We need to seek disconfirmation of what we believe if we want to guard ourselves from blindness.

I was struck by this recently as I surveyed my father-in-law’s bookshelves. He had recently passed away and had a strong faith in Jesus Christ. Yet his bookshelves displayed the most interesting range of books. About a third were to do with his faith; a third novels; but the remaining third were across a wide variety of topics—from history to politics to biography to science to mathematics. In this section were a host of books hostile to aspects of Christianity—from just about everything Richard Dawkins had written, to Christopher Hitchens, Stephen J. Gould, Stephen Hawking, the Gnostic Gospels, the Lost Gospel of Judas, and many others.

Here was a man who actively sought disconfirmation—not because he didn’t want Christianity to be true, but because he wanted to be sure it was.
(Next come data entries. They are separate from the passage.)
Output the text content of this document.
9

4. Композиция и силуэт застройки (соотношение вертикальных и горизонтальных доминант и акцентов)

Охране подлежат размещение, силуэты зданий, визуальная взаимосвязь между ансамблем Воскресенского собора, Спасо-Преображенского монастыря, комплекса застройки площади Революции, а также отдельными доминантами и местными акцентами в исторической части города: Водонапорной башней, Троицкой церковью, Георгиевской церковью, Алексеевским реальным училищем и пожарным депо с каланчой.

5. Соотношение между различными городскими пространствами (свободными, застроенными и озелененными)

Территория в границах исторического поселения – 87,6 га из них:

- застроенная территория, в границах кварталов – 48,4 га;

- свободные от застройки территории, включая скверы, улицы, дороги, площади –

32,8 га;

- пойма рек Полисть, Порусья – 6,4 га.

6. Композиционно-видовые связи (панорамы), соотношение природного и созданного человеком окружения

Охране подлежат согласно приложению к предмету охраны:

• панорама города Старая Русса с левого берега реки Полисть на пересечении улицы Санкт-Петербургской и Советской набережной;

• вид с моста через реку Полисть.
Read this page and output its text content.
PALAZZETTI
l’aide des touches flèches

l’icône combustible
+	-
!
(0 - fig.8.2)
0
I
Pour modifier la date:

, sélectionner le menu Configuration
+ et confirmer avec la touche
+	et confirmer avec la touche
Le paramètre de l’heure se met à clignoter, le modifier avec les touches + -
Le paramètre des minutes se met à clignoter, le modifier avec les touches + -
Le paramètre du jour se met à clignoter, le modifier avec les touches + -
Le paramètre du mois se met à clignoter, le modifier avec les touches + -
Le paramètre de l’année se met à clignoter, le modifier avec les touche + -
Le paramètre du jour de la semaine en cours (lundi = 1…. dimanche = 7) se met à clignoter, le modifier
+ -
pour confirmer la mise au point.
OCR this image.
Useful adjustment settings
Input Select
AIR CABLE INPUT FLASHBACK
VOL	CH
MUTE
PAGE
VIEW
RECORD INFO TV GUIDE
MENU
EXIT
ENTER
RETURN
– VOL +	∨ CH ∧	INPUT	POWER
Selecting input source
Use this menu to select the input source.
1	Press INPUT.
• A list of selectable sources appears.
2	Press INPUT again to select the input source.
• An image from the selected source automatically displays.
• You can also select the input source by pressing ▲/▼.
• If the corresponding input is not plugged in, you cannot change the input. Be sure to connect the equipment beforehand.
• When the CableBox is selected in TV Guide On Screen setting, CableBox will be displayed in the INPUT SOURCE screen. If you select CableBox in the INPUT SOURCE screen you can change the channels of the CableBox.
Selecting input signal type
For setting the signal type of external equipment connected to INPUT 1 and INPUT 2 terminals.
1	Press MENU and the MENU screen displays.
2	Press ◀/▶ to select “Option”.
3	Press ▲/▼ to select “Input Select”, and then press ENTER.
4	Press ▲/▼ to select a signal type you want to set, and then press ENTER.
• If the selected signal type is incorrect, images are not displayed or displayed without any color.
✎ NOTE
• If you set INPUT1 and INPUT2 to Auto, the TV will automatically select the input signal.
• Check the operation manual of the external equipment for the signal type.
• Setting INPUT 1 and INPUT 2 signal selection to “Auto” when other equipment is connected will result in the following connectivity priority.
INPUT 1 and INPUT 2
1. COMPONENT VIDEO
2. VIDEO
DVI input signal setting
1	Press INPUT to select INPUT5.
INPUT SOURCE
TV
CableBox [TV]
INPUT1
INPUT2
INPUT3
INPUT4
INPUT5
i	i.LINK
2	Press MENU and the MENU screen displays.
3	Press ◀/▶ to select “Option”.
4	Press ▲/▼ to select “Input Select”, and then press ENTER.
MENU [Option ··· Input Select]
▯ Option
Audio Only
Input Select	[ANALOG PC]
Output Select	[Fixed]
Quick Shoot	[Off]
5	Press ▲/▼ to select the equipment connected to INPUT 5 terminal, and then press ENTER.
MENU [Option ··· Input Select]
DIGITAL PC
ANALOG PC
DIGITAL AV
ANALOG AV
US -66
His faith was not a blind faith, but an informed faith.

I suspect that there are many who naively believe—both in Christianity and in scepticism. You need to seek disconfirmation. I find many Christians don’t actually know what they believe. And I find many sceptics equally guilty. Ironically sceptics can be just as guilty of blind faith. Will you take time to examine your belief or disbelief, rather than persisting in wilful blindness? For one there lies the risk of a wasted life, and for the other lies the danger of a lost eternity.